The Losers of the AI Revolution

In an effort to adapt to an economy largely fueled by e-commerce, retailers are beginning to merge their distribution centers with their stores. The intermingling of inventories in stores and warehouses has some retailers testing the use of shelf-scanning robots that roam store aisles and provide restocking data in real time. Because the data provides an accurate snapshot of store inventory multiple times a day, consumers can purchase their items for same day pick-up, and managers can target areas to restock based on profitability, all for a lower price than hiring a human armed with a scanner.

Robots displacing humans is not a new phenomenon. Robots are even penetrating white collar service jobs, which was once thought to be shielded from automation. What is happening here is the same story we have seen in each of the industrial revolutions—disruptions in the market caused by innovation and globalization—except today the digital and socioeconomic sphere lay the groundwork for a far more unsettling result.

Americans already face competition from foreign workers working, virtually, in U.S. offices. Through platforms like Upwork, companies hire freelancers from across the globe, often at a much lower wage. This obviously takes jobs away from the U.S., but it allows for a redistribution of income to those who are willing to work for less. Through a process called “machine learning,” essentially an advanced version of pattern matching, computers using AI are now able to perform the same service type jobs that freelancers using Upwork are looking to do while at a much lower cost. As more companies adopt this technology, labor income that would go to a human gets redistributed as capital income to the owner of the robot. This will exacerbate U.S. wealth and income inequality for two reasons: first, capital is already extremely concentrated at the top; second, taxes on capital income are much lower than taxes on labor income.

The fact that technological innovation creates jobs is very unlikely to mitigate this effect. Newly created job positions, such as robot monitoring professionals, data scientists, automation specialists, and content curators, all require higher education, which has become increasingly expensive. If interest rates continue to increase, lower and middle class people not looking to enter into computer science or engineering majors will be less willing to go to college, leaving mostly those at the top going to school. This trend further concentrates wealth and income at the top.

A second mitigating factor might be the fact that as the economy becomes more capital driven the rising stock of capital should cause the rate of return for capital to fall. Intuitively, this makes sense, but what drives the reduction in the rate of return of capital is more complicated than supply and demand alone and depends on the elasticity of substitution between capital and labor.

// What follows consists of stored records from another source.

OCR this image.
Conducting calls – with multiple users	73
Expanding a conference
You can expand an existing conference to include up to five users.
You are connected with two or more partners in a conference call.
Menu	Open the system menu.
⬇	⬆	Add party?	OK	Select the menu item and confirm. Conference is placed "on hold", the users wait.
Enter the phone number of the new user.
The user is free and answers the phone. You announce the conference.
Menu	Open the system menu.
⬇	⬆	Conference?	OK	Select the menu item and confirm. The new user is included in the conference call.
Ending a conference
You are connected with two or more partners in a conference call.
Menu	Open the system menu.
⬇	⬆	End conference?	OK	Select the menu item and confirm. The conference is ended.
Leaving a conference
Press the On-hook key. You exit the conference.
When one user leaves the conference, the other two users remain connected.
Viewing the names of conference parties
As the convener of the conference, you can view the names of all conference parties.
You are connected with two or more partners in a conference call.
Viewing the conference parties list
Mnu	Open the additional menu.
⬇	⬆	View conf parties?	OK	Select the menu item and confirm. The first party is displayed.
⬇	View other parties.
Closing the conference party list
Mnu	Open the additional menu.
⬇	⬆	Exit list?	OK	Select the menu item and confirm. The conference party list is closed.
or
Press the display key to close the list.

A high elasticity suggests more substitutability between capital and labor, which elicits a slower reduction in the rate of return for capital. A low elasticity suggests that capital and labor are complements, which elicits a quicker reduction in the rate of return. Think of calculators. If you hand an accountant one calculator, she becomes extremely productive and the owner gets a high rate of return. Hand her two, and the second calculator does not add any more productivity, and the owner’s rate of return on the second calculator is minimal. The rate of return sharply falls because calculators complement labor and are useless without a human to operate them. Now imagine you can completely replace the accountant with an AI-enabled computer. You may not see a substantial reduction in the rate of return until the third or fourth AI-enabled computer.

Unless the U.S. government is willing to intervene, by perhaps raising taxes on capital income, the future looks bleak. The losers of the AI revolution are not just the low-skilled laborers without a college degree, it’s everyone but those at the top who are unable to enjoy the fruits of what many call the fourth industrial revolution, falling victim to a widening gap between the middle class and the rich.